Coconut Chicken Curry
Floyd Cardoz and Sons
Serves: 4-6, with rice
1 whole chicken, about 2 ½ pounds (or 2 ½ pounds of parts)
3¼ teaspoons kosher salt
3 tablespoons canola oil
3 whole cloves
½ cinnamon stick
2 bay leaves
1½ cup diced white onion
1 inch fresh ginger, peeled and minced
4 cloves garlic, peeled and minced
2 Serrano peppers, cut in half
1½ tablespoons coriander seeds, ground
1 tablespoon cumin, ground
½ pasilla pepper, ground
½ tablespoon turmeric, ground
1 16 ounce can of crushed canned tomatoes
2 carrots, peeled and diced
1½ teaspoons black pepper, ground
¼ cup water
1 14-ounce can coconut milk
2 cups squash, large dice
Splash of red wine vinegar or cider vinegar to taste
1 cup cilantro, loosely packed
Skin and cut chicken: Remove the skin from the chicken and cut it up into 12 pieces, keeping the pieces on the bone. (Chef Cardoz saves the skin and uses it to make chicken stock.)
Salt chicken: Season the chicken with 2½ teaspoons of the kosher salt, and let sit for 20 minutes.
Toast whole spices: Meanwhile, coat the bottom of a large pot with canola oil. Over high heat, add the cloves, cinnamon stick, and bay leaves, stirring continuously. Once the spices start to sizzle, reduce heat to medium high and add the diced white onion.
Cook aromatics: Once the onion becomes transparent, about 5-7 minutes, add the ginger, Serrano peppers, and garlic and cook for another 3-4 minutes until very aromatic.

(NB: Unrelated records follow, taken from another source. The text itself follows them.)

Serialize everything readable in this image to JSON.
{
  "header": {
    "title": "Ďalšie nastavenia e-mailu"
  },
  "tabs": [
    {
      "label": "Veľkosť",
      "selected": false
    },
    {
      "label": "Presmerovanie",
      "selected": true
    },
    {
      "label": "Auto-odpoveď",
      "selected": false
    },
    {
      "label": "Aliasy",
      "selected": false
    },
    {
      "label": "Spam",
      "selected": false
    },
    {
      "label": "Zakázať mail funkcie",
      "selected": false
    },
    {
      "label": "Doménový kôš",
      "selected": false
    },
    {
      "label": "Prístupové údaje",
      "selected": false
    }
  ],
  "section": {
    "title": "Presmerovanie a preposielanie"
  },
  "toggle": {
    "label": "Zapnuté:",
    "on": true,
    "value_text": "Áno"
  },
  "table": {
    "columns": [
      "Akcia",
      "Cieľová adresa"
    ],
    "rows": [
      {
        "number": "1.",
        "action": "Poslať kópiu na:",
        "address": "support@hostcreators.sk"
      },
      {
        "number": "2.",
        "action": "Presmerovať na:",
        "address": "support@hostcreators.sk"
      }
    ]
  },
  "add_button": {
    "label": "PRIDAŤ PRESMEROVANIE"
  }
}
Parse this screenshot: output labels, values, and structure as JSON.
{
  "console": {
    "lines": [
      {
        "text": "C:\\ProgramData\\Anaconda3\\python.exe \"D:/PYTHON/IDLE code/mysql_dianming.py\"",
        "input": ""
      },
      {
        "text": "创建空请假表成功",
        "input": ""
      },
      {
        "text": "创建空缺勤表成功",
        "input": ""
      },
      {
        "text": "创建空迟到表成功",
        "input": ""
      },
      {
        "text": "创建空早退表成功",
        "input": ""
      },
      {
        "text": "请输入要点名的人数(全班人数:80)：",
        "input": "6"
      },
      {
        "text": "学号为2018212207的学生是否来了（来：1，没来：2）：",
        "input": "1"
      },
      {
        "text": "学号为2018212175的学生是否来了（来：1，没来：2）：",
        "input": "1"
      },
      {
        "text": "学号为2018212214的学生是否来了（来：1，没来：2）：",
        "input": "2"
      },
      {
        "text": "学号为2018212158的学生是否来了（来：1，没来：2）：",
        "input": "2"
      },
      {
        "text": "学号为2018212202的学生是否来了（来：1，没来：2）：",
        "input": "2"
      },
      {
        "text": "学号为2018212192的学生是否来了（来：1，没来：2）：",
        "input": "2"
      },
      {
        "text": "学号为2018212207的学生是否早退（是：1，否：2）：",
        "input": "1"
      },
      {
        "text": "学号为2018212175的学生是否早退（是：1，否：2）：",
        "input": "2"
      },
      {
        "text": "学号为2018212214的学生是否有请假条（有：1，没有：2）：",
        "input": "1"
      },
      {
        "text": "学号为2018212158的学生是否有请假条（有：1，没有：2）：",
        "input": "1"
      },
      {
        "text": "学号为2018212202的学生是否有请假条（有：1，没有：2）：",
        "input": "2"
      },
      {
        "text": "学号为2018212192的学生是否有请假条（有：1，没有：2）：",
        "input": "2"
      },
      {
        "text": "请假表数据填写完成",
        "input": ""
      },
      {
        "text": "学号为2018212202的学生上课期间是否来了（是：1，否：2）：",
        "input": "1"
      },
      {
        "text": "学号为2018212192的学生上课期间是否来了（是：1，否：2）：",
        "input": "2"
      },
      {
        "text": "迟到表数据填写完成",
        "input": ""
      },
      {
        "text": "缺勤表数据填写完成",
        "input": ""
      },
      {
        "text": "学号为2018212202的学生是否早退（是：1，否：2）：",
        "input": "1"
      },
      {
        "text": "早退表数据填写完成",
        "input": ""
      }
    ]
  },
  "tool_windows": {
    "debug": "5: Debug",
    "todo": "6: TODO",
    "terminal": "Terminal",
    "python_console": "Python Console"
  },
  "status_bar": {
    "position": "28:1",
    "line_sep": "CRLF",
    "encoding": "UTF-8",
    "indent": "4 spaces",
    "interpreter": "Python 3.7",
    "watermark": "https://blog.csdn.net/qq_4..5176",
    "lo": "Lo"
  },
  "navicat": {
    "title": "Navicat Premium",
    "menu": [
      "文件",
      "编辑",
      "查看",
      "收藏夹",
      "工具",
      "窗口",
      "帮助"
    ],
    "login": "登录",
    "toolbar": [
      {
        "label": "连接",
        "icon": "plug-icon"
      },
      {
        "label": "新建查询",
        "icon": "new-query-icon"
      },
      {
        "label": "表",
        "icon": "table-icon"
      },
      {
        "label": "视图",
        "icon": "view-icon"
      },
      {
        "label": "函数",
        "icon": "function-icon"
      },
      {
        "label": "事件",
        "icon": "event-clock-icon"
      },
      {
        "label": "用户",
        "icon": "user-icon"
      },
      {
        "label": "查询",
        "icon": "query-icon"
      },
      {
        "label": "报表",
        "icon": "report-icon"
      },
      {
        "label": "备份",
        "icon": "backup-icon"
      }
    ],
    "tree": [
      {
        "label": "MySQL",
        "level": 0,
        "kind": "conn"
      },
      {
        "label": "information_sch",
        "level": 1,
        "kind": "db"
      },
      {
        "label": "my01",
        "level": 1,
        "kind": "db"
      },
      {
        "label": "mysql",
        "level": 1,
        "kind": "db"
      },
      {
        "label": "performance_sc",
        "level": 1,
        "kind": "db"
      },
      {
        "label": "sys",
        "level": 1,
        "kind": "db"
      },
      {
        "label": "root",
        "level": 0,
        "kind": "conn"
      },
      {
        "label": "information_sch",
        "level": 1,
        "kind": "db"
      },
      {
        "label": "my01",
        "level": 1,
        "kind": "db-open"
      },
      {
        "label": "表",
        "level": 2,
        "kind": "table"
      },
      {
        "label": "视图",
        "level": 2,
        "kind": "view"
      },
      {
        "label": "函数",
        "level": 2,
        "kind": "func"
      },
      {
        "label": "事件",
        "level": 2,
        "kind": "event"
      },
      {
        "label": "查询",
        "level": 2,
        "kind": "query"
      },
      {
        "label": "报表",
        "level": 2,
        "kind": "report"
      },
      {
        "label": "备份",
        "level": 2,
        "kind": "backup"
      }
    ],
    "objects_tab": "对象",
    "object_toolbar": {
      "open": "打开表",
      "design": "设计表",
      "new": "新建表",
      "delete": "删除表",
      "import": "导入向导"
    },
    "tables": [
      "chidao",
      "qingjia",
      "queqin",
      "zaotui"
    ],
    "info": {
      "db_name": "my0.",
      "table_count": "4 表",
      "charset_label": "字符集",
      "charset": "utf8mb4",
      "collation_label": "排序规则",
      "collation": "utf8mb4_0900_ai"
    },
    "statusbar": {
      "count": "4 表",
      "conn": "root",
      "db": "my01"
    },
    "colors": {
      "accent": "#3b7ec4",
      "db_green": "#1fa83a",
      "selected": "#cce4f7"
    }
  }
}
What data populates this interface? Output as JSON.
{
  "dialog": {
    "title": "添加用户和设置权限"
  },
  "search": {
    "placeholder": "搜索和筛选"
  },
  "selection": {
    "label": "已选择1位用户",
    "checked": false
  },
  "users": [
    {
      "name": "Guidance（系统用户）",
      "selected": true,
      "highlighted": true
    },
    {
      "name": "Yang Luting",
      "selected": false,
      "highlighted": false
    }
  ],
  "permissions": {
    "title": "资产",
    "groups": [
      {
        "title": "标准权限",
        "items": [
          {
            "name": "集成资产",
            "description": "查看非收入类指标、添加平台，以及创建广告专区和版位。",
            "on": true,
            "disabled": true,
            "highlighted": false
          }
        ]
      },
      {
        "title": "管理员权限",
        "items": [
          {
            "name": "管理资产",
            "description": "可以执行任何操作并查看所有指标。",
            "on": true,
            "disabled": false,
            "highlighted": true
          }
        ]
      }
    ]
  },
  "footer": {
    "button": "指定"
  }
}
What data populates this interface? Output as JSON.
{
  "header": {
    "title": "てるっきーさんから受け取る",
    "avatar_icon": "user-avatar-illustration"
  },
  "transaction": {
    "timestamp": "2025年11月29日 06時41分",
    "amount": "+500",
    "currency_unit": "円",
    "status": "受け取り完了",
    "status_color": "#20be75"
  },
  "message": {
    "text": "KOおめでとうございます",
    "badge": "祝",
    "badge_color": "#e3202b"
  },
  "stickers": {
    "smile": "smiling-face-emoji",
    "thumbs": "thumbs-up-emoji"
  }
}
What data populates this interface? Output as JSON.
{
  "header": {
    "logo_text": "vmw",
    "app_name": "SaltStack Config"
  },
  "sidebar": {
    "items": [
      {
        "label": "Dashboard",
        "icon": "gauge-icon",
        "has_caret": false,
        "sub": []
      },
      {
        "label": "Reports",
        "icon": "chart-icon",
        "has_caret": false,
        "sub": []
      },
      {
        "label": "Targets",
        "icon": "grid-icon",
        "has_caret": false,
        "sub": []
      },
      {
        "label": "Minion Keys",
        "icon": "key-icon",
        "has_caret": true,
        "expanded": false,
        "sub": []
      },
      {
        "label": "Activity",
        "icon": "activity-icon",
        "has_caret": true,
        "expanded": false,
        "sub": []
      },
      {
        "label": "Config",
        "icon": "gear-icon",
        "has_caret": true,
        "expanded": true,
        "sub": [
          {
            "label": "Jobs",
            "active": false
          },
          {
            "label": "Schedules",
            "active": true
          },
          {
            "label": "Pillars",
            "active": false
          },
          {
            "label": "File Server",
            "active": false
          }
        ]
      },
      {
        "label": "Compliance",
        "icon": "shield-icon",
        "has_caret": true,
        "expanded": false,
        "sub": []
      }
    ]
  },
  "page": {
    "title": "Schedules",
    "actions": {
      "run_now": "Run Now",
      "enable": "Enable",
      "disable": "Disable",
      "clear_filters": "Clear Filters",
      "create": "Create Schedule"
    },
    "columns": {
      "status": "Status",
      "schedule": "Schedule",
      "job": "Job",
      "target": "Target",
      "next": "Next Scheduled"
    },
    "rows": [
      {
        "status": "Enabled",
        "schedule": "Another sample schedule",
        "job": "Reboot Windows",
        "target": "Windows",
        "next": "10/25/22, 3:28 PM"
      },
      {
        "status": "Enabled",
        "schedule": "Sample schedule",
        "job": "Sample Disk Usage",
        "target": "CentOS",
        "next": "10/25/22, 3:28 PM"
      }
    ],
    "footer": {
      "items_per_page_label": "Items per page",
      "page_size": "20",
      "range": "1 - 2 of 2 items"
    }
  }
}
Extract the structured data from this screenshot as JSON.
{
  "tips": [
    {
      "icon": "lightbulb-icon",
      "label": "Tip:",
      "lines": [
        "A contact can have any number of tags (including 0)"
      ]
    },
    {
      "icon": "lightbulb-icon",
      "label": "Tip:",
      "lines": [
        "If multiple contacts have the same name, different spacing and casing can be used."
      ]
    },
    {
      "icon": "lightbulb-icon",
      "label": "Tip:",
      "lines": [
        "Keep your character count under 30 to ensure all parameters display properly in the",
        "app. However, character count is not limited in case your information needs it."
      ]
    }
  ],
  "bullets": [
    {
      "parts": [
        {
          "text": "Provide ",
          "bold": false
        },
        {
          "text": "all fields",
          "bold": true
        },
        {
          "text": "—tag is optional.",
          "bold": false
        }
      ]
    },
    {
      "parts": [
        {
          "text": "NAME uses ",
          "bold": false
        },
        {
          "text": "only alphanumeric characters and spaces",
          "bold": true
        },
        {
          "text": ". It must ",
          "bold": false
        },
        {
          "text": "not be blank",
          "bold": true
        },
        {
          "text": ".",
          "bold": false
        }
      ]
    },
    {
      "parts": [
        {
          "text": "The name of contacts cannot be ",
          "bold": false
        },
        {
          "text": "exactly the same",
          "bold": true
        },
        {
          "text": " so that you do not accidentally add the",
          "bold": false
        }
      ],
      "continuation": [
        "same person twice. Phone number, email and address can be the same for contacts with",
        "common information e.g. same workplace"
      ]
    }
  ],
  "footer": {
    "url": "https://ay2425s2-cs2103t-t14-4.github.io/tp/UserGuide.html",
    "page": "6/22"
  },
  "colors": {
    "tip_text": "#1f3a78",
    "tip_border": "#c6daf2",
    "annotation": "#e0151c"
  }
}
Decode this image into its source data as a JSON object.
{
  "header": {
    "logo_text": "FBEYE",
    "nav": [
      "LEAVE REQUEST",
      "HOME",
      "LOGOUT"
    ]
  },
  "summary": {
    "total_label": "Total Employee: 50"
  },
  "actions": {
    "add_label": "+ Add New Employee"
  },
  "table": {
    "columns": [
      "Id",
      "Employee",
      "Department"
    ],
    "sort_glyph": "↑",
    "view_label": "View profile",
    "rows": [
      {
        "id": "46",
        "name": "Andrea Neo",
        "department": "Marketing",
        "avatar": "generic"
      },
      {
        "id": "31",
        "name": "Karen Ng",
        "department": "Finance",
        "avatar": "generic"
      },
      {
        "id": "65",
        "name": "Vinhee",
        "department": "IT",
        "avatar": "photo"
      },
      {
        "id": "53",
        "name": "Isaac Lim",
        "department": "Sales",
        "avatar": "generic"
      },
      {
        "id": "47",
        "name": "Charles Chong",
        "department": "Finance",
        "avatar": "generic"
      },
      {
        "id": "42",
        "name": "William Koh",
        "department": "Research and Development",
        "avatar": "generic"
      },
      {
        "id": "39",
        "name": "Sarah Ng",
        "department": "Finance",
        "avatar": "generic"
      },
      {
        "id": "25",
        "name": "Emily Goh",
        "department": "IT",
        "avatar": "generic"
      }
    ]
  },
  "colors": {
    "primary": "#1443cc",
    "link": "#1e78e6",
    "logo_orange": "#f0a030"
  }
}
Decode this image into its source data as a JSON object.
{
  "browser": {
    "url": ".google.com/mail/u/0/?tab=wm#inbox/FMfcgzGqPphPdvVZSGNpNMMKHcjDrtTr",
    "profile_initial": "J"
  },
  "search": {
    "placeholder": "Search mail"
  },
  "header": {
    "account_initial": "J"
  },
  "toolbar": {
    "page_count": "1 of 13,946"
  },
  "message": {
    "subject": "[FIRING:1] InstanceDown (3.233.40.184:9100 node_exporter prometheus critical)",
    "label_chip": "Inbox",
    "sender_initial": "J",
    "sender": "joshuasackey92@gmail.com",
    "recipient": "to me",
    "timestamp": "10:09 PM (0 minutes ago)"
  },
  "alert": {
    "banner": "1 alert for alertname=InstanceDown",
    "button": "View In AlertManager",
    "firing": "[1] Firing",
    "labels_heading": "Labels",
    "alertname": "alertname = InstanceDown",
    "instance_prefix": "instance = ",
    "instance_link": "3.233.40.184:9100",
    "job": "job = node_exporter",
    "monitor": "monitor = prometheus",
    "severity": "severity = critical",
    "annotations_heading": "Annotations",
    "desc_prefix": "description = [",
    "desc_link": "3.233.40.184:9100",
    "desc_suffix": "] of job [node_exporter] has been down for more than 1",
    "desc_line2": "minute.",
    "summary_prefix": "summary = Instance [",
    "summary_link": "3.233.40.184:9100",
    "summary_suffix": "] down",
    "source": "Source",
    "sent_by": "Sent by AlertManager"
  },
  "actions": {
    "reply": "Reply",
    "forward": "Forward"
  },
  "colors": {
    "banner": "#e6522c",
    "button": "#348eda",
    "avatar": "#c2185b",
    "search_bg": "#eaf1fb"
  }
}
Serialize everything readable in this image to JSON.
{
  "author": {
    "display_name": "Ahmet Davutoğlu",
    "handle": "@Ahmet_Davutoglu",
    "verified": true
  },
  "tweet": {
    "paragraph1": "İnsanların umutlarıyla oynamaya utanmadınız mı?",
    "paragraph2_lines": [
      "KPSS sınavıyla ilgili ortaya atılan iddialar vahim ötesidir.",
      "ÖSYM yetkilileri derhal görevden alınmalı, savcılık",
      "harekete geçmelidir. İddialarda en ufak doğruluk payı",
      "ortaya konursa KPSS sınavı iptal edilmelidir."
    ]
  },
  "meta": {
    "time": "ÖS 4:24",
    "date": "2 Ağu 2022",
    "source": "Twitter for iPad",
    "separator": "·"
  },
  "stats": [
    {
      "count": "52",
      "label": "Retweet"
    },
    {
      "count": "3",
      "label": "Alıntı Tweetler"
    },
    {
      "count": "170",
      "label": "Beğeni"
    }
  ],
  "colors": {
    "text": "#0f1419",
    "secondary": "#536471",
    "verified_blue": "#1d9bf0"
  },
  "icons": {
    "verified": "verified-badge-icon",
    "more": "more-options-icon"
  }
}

Toast ground spices and add tomatoes: Add turmeric, coriander, cumin, and pasilla pepper. When you can smell them, about 2 minutes, add the crushed tomatoes and the remaining ¾ teaspoon kosher salt. Bring to a boil and let simmer for 5 minutes.
Add chicken: Add chicken, carrots, and black pepper to the pot . Once it comes back to a boil, lower the heat, cover the pot, and let simmer for 5 minutes.
Add coconut milk: Stir in coconut milk, squash, and a splash of red wine vinegar or cider vinegar and about ¼ cup of water. Bring back up to a simmer and cook for another 5 minutes. Check the chicken for doneness—it should be tender but opaque.
Finish and serve: Chop cilantro, stir in, and serve curry with basmati rice.